ゆうちょ銀を擁する持ち株会社「日本郵政」は9月末、個人向けローンに関する業務提携に向け、スルガ銀行と協議を進めることで合意した。まずは全国の郵便局ネットワークを通じてスルガ銀の住宅ローンを販売し、将来はスルガ銀の協力を得てゆうちょ銀の自社商品を開発し、販売につなげていく狙いだ。

9月に開かれた民営化直前の記者会見で、旧日本郵政公社の西川善文総裁(当時)は「独身者や自営業者ら、(ローンの対象から)銀行が外している顧客のニーズに応えていきたい」と述べ、住宅ローンの取り組みに強い意欲を示した。ゆうちょ銀行はローン商品販売の経験がなく、当初は233カ所の直営店などで開始し、「ある程度経験を積んでやれると見極めをつけて」(西川社長)、全国ネットワークへ広げていく。

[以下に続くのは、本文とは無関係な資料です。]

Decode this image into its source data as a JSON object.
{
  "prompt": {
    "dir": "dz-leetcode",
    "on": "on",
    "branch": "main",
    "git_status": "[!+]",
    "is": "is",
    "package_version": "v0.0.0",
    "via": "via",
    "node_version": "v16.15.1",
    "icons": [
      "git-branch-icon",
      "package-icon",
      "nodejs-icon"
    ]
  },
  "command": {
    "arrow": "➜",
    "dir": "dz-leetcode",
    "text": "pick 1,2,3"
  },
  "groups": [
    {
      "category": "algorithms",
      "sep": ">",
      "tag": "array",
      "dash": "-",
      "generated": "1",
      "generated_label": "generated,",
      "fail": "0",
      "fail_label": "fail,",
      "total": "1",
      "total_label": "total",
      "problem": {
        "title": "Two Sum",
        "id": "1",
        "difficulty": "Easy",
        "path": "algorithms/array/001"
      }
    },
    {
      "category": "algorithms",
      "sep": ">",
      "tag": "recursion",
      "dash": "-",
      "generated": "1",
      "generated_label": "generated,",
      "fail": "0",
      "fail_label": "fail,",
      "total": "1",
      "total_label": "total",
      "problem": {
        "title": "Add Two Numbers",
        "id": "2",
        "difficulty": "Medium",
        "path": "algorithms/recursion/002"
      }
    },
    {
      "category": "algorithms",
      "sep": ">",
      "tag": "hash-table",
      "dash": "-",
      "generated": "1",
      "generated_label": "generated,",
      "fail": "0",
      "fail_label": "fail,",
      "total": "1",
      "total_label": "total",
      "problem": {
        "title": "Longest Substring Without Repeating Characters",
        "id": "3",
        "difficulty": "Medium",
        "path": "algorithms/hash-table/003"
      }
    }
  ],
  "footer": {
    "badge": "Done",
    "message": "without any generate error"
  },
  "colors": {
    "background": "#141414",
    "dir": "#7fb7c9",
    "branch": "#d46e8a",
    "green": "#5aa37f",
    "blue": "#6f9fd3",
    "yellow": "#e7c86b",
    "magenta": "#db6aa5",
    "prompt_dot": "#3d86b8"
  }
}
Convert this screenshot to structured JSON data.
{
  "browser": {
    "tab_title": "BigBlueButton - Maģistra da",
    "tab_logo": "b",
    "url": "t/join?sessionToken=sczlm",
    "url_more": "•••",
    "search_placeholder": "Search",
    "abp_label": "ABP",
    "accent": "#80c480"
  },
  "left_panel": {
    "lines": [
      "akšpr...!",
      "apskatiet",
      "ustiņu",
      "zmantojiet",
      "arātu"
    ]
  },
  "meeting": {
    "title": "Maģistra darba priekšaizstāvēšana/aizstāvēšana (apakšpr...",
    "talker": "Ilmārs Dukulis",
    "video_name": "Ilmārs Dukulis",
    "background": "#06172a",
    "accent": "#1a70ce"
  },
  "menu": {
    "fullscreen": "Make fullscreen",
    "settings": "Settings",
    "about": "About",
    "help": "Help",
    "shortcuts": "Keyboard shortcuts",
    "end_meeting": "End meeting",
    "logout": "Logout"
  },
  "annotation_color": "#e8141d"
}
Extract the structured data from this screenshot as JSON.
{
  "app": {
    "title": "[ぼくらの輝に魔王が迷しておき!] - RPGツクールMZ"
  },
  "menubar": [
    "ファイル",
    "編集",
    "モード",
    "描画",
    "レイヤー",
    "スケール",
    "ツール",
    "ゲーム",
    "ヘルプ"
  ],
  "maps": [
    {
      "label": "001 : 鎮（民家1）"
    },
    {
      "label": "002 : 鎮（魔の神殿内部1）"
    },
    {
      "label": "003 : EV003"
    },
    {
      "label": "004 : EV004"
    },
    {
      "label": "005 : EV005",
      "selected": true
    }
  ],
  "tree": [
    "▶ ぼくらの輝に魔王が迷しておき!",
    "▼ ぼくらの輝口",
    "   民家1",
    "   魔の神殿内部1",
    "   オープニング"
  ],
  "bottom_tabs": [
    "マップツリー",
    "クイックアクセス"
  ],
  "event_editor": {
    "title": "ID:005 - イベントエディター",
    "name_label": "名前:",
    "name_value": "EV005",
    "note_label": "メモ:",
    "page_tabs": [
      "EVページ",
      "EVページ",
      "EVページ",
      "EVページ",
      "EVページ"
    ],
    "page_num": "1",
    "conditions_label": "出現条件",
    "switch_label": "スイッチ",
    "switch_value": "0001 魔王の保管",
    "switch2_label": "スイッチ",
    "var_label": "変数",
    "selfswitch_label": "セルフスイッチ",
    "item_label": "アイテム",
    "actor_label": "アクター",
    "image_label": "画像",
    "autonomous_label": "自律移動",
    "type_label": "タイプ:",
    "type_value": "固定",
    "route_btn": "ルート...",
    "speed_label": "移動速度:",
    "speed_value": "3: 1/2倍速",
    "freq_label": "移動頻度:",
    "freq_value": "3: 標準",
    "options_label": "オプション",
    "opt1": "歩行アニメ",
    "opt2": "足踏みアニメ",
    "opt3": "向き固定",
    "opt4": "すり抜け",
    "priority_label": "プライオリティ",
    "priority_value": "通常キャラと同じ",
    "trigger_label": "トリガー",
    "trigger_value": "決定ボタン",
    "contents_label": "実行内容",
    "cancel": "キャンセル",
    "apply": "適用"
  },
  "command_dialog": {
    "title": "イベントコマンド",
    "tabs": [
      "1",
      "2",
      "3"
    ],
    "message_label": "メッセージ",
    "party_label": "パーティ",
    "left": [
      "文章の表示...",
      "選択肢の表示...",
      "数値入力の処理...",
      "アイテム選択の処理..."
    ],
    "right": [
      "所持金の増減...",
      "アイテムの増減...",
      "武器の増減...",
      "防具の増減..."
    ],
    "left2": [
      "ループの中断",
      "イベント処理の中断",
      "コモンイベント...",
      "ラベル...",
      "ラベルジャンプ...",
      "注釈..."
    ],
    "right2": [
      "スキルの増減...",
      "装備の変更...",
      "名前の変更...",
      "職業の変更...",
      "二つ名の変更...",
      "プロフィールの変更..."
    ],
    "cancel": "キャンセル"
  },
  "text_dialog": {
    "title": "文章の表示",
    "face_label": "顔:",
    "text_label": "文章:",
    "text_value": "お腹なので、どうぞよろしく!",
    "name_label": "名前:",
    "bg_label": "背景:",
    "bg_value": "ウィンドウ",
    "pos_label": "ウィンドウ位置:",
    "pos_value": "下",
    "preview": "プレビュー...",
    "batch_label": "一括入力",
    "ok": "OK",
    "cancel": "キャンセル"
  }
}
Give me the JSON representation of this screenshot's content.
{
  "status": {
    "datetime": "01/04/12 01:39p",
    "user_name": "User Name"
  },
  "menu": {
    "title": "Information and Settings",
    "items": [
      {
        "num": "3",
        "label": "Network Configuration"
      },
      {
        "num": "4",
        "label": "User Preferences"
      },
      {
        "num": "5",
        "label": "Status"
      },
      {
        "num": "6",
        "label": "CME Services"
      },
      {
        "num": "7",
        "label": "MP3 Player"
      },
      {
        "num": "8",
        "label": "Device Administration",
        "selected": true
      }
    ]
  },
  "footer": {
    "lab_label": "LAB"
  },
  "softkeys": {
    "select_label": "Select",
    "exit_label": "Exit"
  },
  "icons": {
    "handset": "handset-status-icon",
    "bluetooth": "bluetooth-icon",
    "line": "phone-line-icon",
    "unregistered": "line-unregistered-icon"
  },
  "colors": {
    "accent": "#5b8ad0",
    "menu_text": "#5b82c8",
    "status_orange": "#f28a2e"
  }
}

スルガ銀の住宅ローン残高は2007年3月末で1.4兆円超と地銀4位。本店は静岡だが、首都圏と神奈川県で残高の6割を超えるというユニークなポートフォリオを持つ。その対象は派遣や契約社員の女性、外国人、オーナー経営者ら。西川社長が考えるターゲット層とまさに合致する。こうしたローンを手掛けるのは地銀の中でもスルガ銀くらいで「(ゆうちょ銀との提携は)スルガ銀ありきの出来レースではないか」との声が他の地銀から出るほどだ。

高まる地銀の反発

ゆうちょ銀とスルガ銀との提携に他の地銀は冷ややかだ。全国地方銀行協会の小川是会長(横浜銀行頭取)は「国営から国有に変わったが、国有の間は新規業務の本格的な取り組みを避けていただきたい」と不快感を隠さない。